Natural gas supply in B.C. dramatically greater than original estimates: report
British Columbia Premier Christy Clark addresses the LNG in BC Conference in Vancouver, B.C., on Wednesday October 14, 2015.
Image Credit: THE CANADIAN PRESS/Darryl Dyck
March 16, 2016 - 10:30 AM
VICTORIA - As British Columbia struggles to launch a proposed liquefied natural gas industry, a new report suggests the challenges have nothing to do with a lack of supply.
A National Energy Board report released by the province on Wednesday said natural gas resources in northeastern B.C., are trillions of cubic feet higher than initial estimates.
The study focused on the Liard Basin, a huge region of northeastern B.C., Yukon and Northwest Territories.
The report said 848 trillion cubic feet of natural gas lies under B.C.'s portion of the basin, up from the previous estimate of 210 trillion cubic feet.
A release from the Ministry of Natural Gas Development said that pushes the province's total natural gas potential above 3,400 trillion cubic feet.
"British Columbia's resource potential is a competitive advantage over many other parts of the world," said Minister of Natural Gas Development Rich Coleman.
"This report shows our long-term prospects are stronger than before and that the Liard Basin can create economic activity and jobs in our province for a very long time to come," he said in the release.
News of the increased stores came as truckers and other LNG advocates across northern B.C., prepared for simultaneous rallies on Wednesday in Terrace, Fort St.
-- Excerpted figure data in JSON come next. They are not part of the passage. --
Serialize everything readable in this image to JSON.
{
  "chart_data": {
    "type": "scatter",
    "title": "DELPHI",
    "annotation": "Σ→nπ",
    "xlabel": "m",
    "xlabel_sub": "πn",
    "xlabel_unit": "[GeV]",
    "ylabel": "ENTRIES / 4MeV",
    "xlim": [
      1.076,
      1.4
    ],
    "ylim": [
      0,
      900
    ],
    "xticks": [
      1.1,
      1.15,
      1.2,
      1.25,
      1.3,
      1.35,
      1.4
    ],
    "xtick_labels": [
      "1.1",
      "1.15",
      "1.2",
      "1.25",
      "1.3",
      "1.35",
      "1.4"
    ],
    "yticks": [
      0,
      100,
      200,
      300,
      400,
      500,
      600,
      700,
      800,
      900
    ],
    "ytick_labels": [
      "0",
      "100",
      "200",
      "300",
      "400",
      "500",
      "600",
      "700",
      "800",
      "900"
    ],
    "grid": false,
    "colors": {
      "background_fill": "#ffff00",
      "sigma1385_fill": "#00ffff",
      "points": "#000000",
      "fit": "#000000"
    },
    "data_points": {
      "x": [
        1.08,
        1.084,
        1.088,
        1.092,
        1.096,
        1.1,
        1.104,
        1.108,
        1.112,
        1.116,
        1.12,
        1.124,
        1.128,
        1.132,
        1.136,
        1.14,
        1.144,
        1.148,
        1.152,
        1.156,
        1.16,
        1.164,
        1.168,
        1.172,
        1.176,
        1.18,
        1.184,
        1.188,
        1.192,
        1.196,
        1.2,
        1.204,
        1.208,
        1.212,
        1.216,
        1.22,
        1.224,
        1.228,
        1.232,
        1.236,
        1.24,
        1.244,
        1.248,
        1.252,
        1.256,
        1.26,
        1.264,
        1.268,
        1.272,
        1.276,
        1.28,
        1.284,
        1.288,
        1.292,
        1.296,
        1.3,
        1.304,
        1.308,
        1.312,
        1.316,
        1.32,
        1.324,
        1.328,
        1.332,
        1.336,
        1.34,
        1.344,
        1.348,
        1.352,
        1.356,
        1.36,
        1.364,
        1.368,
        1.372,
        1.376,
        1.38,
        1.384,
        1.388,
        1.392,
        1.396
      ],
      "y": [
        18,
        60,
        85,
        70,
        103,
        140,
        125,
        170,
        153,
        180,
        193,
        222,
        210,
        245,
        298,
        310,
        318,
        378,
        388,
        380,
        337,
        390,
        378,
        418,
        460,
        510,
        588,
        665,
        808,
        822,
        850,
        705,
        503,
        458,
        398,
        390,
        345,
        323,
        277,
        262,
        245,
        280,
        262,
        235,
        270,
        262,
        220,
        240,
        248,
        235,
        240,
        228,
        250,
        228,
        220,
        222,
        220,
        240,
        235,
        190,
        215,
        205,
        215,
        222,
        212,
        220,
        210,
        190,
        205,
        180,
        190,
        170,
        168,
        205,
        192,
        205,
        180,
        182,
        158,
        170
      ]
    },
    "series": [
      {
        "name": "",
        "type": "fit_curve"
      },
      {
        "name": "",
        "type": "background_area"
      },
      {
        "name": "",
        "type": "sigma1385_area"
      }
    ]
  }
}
John and Fort Nelson.
Rally organizers hoped the demonstrations would reveal strong support for the Pacific Northwest LNG project.
It remains promising, but faces uncertainty before the completion of an environmental assessment, and consortium leader Petronas works to resolve environmental concerns and other issues with First Nations.
Based on the new NEB report, ministry calculations show that extraction of just 20 per cent of available natural gas will sustain future development and LNG exports in B.C. for the next 160 years.